Dr. Jan Padios — associate professor and director of graduate studies within the Department of American Studies at the University of Maryland (UMD) — holds a personal connection to her career research, which analyzes the historical and anticolonial aspects of the Philippines.
Her mother, who was a nurse, immigrated to the United States from the Philippines in the early 1970s. While conducting research in the Philippines, Padios became interested in the structure of the global Filipino labor market and experiences of workers. This led to her publishing A Nation on the Line: Call Centers as Postcolonial Predicaments in the Philippines in 2018.
Alongside her older sister, Padios was the first in her family to attend college in the U.S. She attended Columbia University to originally pursue architecture, which she found both “exciting and isolating at the same time.”
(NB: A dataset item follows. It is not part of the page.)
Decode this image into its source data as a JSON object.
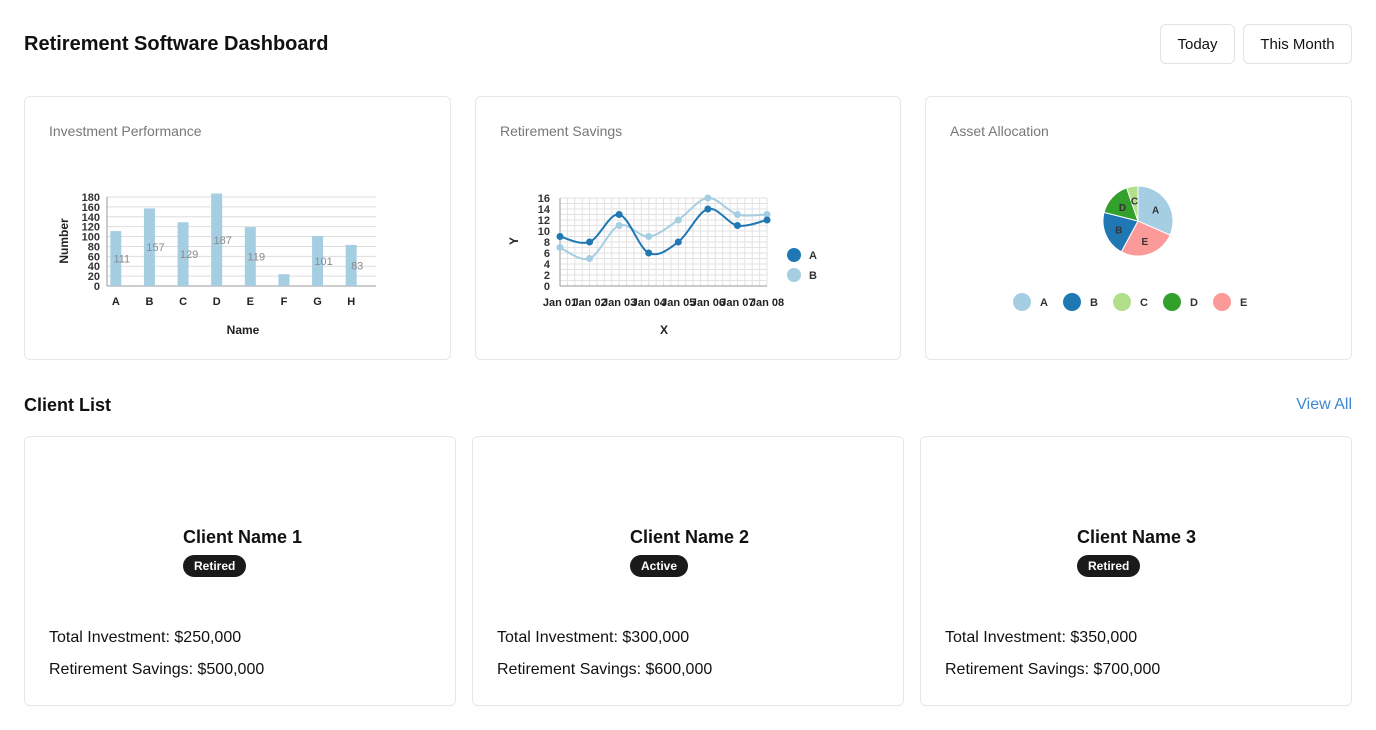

“It can be overwhelming to go to an elite institution without the kind of life experiences or cultural capital that a lot of other students have,” she says.
In her first year, Padios found herself anxious and struggling.
“College is a really dynamic time and there are a lot of cognitive changes, a lot of emotional changes and a lot of thinking and trying to process what the previous [experiences] have been,” she adds.
School served as an outlet for Padios to discover answers to critical political, social and cultural questions. However, Padios says that, at that time, the architecture field did not offer such opportunities.